Merci à Phoebee encore une fois!

Lu Xin apprend pour la maladie de Xiaoyin, ce qui provoque la jalousie de Mai. Malgré toute l’affection et la gentillesse de Xin vis à vis d’elle, Xiaoyin réalise qu’elle n’aime que Dongcheng, en dépit de leur incompréhension. Le lien qui les unit est bien plus qu’une promesse faite à sa mère… Mais leur amour trouve des barrières entre la mère de ce dernier, voulant adopter la jeune femme, et les non dits.
Un fin pleine de rebondissements, étonnante, qui dévoile enfin la signification du papillon, et les liens entre le père de Dongcheng et la mère de Xiaoyin.

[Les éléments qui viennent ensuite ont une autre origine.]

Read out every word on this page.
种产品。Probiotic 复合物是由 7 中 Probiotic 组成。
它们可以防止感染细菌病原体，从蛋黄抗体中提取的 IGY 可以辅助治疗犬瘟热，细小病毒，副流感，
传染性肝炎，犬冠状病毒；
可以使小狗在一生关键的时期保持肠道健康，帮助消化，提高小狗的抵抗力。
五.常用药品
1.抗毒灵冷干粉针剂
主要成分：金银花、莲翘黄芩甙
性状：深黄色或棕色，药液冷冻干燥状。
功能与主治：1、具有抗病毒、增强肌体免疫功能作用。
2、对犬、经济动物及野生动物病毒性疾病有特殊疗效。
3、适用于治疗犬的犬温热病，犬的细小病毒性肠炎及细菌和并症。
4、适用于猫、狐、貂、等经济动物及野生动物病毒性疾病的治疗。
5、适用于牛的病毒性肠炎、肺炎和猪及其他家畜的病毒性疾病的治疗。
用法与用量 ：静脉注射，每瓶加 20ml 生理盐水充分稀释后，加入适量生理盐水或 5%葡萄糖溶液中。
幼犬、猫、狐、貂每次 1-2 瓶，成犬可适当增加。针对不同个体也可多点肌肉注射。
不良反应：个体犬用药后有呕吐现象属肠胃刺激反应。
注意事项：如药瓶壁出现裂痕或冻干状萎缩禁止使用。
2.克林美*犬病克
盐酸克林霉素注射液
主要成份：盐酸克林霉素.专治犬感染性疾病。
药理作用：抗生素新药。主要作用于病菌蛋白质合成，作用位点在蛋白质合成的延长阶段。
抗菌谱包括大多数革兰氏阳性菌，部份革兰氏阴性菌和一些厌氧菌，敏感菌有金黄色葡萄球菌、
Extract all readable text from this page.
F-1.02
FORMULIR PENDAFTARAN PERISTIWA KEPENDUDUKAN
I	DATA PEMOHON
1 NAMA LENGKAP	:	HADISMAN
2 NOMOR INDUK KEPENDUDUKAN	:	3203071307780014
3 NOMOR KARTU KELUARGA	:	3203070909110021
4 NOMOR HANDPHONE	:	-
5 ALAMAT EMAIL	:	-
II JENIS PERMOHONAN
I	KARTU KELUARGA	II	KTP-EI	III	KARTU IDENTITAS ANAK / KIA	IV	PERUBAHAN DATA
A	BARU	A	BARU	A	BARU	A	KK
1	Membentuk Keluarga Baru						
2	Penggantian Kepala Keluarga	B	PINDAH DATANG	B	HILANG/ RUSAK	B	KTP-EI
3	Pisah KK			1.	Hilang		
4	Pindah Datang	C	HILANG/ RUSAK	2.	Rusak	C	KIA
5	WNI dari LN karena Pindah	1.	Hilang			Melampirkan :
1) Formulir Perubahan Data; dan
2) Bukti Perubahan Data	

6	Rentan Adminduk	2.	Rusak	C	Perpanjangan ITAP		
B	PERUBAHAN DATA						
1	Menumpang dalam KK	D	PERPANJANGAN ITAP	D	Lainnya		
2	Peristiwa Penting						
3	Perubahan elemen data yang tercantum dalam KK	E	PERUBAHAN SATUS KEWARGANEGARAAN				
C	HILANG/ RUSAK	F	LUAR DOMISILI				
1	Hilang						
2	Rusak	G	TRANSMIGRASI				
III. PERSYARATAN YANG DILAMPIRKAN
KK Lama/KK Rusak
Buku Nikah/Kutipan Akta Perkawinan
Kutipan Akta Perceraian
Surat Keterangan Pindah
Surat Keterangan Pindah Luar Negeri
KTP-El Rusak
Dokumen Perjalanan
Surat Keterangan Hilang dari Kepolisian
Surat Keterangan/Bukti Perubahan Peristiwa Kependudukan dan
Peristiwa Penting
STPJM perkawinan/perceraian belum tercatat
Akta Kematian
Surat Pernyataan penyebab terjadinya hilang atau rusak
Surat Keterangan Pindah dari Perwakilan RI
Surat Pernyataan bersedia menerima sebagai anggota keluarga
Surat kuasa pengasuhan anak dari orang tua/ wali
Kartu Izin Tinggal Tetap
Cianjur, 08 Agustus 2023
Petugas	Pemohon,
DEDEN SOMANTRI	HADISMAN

Ce troisième volume nous emmène enfin plus loin, avec une fin nous laissant en haleine. L’exploration de la similitude entre situation actuelle du directeur et de celle de son père quelques années plus tôt est une véritable chance de montrer que les traditions et conflits de génération peuvent s’arrêter, pour faire place à ce qui compte vraiment (surtout à l’heure actuelle où de nombreux pays ont encore beaucoup de mal à s’échapper de cette pression traditionaliste).

Pas de grandes nouveautés d’un point de vue graphique. L’ensemble est toujours aussi beau et expressif. Li Ming met vraiment le paquet pour notre plus grand plaisir visuel !
Bref, les personnages, tous très différents les uns des autres sont de plus en plus attachant, l’action monte, et il nous tarde de savoir le dénouement final.